May flights of angels…

While I don’t really have very strong feelings about whether or not we should have a monarchy now, I do believe that if you’re going to have one, then ours has been about as good as you could get! It’s not at all clear to me that countries that have got rid of theirs have, as a rule, received something much better in exchange.

So with that in mind, and being aware of history in the making, I settled down to watch some of Her Majesty’s funeral today, and got hooked… and gosh, it was rather well done, wasn’t it? It’s very pleasing to think that, after recent embarrassments like Brexit and Boris, there are some things of which we as a nation can still be proud.
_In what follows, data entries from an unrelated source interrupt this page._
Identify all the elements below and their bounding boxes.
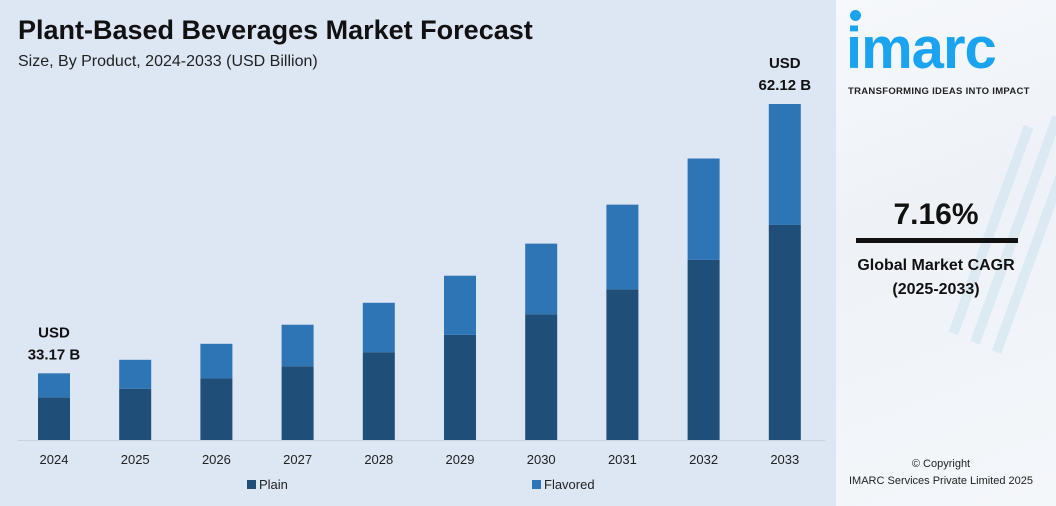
data-label-2024-line1: USD <box>38 324 70 341</box>
bar-plain-2026 <box>200 378 233 440</box>
legend-label-flavored: Flavored <box>544 477 595 492</box>
cagr-value: 7.16% <box>893 198 979 231</box>
bar-flavored-2032 <box>687 158 720 260</box>
x-tick-label: 2030 <box>527 452 556 467</box>
copyright: © Copyright IMARC Services Private Limit… <box>836 456 1046 490</box>
bar-plain-2029 <box>444 334 476 440</box>
bar-flavored-2028 <box>362 302 395 353</box>
imarc-logo: imarc <box>846 16 997 81</box>
x-tick-label: 2025 <box>121 452 150 467</box>
legend-swatch-flavored <box>532 480 541 489</box>
bar-flavored-2029 <box>444 275 476 335</box>
data-label-2033-line1: USD <box>769 55 801 72</box>
data-label-2024-line2: 33.17 B <box>28 346 81 363</box>
chart-panel: Plant-Based Beverages Market Forecast Si… <box>0 0 836 506</box>
bar-flavored-2027 <box>281 324 314 367</box>
x-tick-label: 2026 <box>202 452 231 467</box>
info-panel: imarc TRANSFORMING IDEAS INTO IMPACT 7.1… <box>836 0 1056 506</box>
x-tick-label: 2033 <box>770 452 799 467</box>
bar-plain-2033 <box>768 224 801 440</box>
bar-plain-2032 <box>687 259 720 440</box>
bar-flavored-2030 <box>525 243 558 315</box>
bar-plain-2025 <box>119 388 152 440</box>
x-tick-label: 2032 <box>689 452 718 467</box>
x-tick-label: 2028 <box>364 452 393 467</box>
bar-plain-2027 <box>281 366 314 440</box>
x-tick-label: 2024 <box>40 452 69 467</box>
x-tick-label: 2031 <box>608 452 637 467</box>
bar-plain-2030 <box>525 314 558 440</box>
bar-flavored-2026 <box>200 343 233 379</box>
cagr-label-line1: Global Market CAGR <box>857 257 1015 274</box>
brand-tagline: TRANSFORMING IDEAS INTO IMPACT <box>848 86 1030 97</box>
legend-label-plain: Plain <box>259 477 288 492</box>
copyright-line1: © Copyright <box>911 458 971 470</box>
bar-flavored-2031 <box>606 204 639 290</box>
bar-plain-2028 <box>362 352 395 440</box>
data-label-2033-line2: 62.12 B <box>759 77 812 94</box>
bar-flavored-2033 <box>768 104 801 225</box>
bar-plain-2031 <box>606 289 639 440</box>
x-tick-label: 2027 <box>283 452 312 467</box>
logo-dot <box>850 10 861 21</box>
chart-subtitle: Size, By Product, 2024-2033 (USD Billion… <box>18 53 318 70</box>
cagr-label: Global Market CAGR (2025-2033) <box>836 254 1036 302</box>
legend-swatch-plain <box>247 480 256 489</box>
bar-plain-2024 <box>38 397 70 440</box>
bar-flavored-2025 <box>119 359 152 389</box>
chart-title: Plant-Based Beverages Market Forecast <box>18 15 533 45</box>
copyright-line2: IMARC Services Private Limited 2025 <box>848 475 1033 487</box>
bar-chart: 2024 USD 33.17 B 2025 2026 2027 2028 2029 2030 20… <box>18 55 825 492</box>
x-tick-label: 2029 <box>446 452 475 467</box>
bar-flavored-2024 <box>38 373 70 398</box>
cagr-label-line2: (2025-2033) <box>892 281 980 298</box>
divider <box>856 238 1018 243</box>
The combined ranks of the BBC, the Crown, the Church of England and Their Majesties’ Armed Forces can pull off some impressive stuff when they set their minds to it.

My mind, of course, also kept drifting to the technical achievements. The wonderful camera angles, with no other cameras in view. The enormously long but very slow zooms vertically down from the ceiling of the Abbey. The shallow depth of focus on the jewels atop the crown. The very great depth of focus over Winston Churchill’s shoulder as his statue looked down on the passers-by below. The synchronisation of marching video and drum-beat audio, when the cameras must often have been far enough away to delay the audio by a noticeable amount. (I realised after a while they probably had radio mics near the drummers so as to transmit the audio at the speed of light instead.) It’s hard enough for most of us just getting the audio levels right when recording a single bagpiper. To pull off this kind of production at any time is quite a feat, but to do it live, spread across an entire capital, and pretty much flawlessly… well, count me impressed. If the Duke of Norfolk didn’t already have a duchy, he would have deserved one for organising this! But this was mostly the achievement of thousands of anonymous and very skilled people.
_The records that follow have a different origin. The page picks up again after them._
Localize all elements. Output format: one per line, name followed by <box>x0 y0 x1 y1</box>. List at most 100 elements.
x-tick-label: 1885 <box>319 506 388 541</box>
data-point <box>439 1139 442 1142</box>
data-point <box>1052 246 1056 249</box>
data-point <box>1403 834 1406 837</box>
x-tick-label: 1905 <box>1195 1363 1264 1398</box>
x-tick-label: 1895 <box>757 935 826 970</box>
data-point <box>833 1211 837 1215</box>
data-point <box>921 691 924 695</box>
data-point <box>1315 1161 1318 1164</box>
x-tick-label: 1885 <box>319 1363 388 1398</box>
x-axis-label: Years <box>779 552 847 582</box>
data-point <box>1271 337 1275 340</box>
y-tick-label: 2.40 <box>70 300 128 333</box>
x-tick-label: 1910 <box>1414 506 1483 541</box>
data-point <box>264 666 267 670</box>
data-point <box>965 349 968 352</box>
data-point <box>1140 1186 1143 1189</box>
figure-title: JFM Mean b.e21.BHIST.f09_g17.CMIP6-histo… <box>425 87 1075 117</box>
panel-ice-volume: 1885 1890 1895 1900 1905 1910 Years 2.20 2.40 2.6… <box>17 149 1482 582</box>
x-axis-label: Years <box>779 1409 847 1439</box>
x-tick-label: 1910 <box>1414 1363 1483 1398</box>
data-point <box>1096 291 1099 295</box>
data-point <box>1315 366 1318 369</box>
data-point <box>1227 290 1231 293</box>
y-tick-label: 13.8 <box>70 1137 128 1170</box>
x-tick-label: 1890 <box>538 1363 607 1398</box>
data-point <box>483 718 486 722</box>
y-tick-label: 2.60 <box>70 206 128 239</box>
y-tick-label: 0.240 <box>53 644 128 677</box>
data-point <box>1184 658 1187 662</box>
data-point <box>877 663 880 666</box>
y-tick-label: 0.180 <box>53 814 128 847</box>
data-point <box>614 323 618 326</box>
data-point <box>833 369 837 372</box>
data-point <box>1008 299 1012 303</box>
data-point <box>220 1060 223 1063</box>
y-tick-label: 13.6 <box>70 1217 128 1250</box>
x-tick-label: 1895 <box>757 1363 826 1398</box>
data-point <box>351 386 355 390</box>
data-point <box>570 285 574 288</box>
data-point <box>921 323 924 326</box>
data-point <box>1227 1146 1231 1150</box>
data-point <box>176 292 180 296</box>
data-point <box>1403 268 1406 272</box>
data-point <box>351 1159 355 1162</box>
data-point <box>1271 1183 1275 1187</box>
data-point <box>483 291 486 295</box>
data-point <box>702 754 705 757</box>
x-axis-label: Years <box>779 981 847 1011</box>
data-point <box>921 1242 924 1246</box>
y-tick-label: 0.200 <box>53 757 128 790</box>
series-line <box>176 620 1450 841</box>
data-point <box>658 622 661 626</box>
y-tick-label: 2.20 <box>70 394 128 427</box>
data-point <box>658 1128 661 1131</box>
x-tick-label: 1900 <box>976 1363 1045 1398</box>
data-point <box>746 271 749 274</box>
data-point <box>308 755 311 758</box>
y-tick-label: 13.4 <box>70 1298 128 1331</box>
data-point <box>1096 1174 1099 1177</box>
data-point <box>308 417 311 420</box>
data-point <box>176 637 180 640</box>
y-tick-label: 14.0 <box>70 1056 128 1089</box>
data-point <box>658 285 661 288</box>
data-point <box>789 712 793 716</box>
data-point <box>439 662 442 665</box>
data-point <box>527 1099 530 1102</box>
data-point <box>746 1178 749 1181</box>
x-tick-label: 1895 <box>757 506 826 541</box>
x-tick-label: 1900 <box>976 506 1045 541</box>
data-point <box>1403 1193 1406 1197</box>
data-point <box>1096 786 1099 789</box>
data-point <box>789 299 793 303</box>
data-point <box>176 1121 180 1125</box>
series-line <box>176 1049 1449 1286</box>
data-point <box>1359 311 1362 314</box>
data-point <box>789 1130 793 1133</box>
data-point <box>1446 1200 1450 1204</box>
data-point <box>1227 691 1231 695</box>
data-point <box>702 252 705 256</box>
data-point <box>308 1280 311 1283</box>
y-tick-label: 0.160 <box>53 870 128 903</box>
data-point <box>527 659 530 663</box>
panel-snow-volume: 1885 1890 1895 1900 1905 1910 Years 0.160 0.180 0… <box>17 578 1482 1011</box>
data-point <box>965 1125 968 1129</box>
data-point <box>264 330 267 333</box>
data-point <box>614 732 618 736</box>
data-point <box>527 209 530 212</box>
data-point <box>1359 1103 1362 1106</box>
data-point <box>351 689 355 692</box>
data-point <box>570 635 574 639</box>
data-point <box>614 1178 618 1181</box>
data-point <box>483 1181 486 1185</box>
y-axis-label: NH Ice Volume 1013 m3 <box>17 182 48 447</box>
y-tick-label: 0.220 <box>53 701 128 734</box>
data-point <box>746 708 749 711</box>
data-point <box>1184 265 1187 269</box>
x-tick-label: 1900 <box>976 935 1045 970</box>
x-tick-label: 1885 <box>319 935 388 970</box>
Then I wondered, too, how many bytes of data iPlayer had to cope with today, and took my hat off again to whomever was responsible for keeping those millions(?) of livestreams going for hours on end. It really wouldn’t have been the time for unexpected network load to crash your routers, or for sudden reboots caused by unexpected software updates. I bet the technical team are breathing a sigh of relief tonight!

This was the first occasion I had actually sat down and watched any live TV in a very long time. The last time, I think, might have been when the armoured cars started rolling into Iraq in search of those weapons of mass destruction… So that would have been… 2003… nearly 20 years ago. Gosh again! I do watch lots of things on a television screen, but they’re almost all movies, or recordings or streamings of shows that other people discovered a decade ago and we’re only just getting around to binge-viewing now! We’ve been in this house for five years and I haven’t got around to connecting the TV to the aerial yet, so we watched today’s events on iPlayer — which was probably higher resolution anyway — and it looked fabulous rendered by AppleTV on our nice 4K TV.

And that’s remarkable in itself. The last event of its kind — the funeral of George VI — was the first royal procession to be broadcast on television. Grainy, black-and-white, low-resolution cathode-ray-tube- & valve-powered television… and so few people owned a receiver then that almost everybody would have had to follow in audio-only form on the radio, and then read about it a day or two later in the papers. How things have changed, in one reign.

I wish King Charles a long and happy life, but when his time does eventually come, I expect we’ll be viewing it in some sort of fully-immersive holographic projection. Though, as my friend Tim pointed out when I suggested it on Twitter, fully-immersive holographic projection will probably turn out to be just a fad. Remember 3D TV?

But in either case, I hope it’s still produced by the BBC.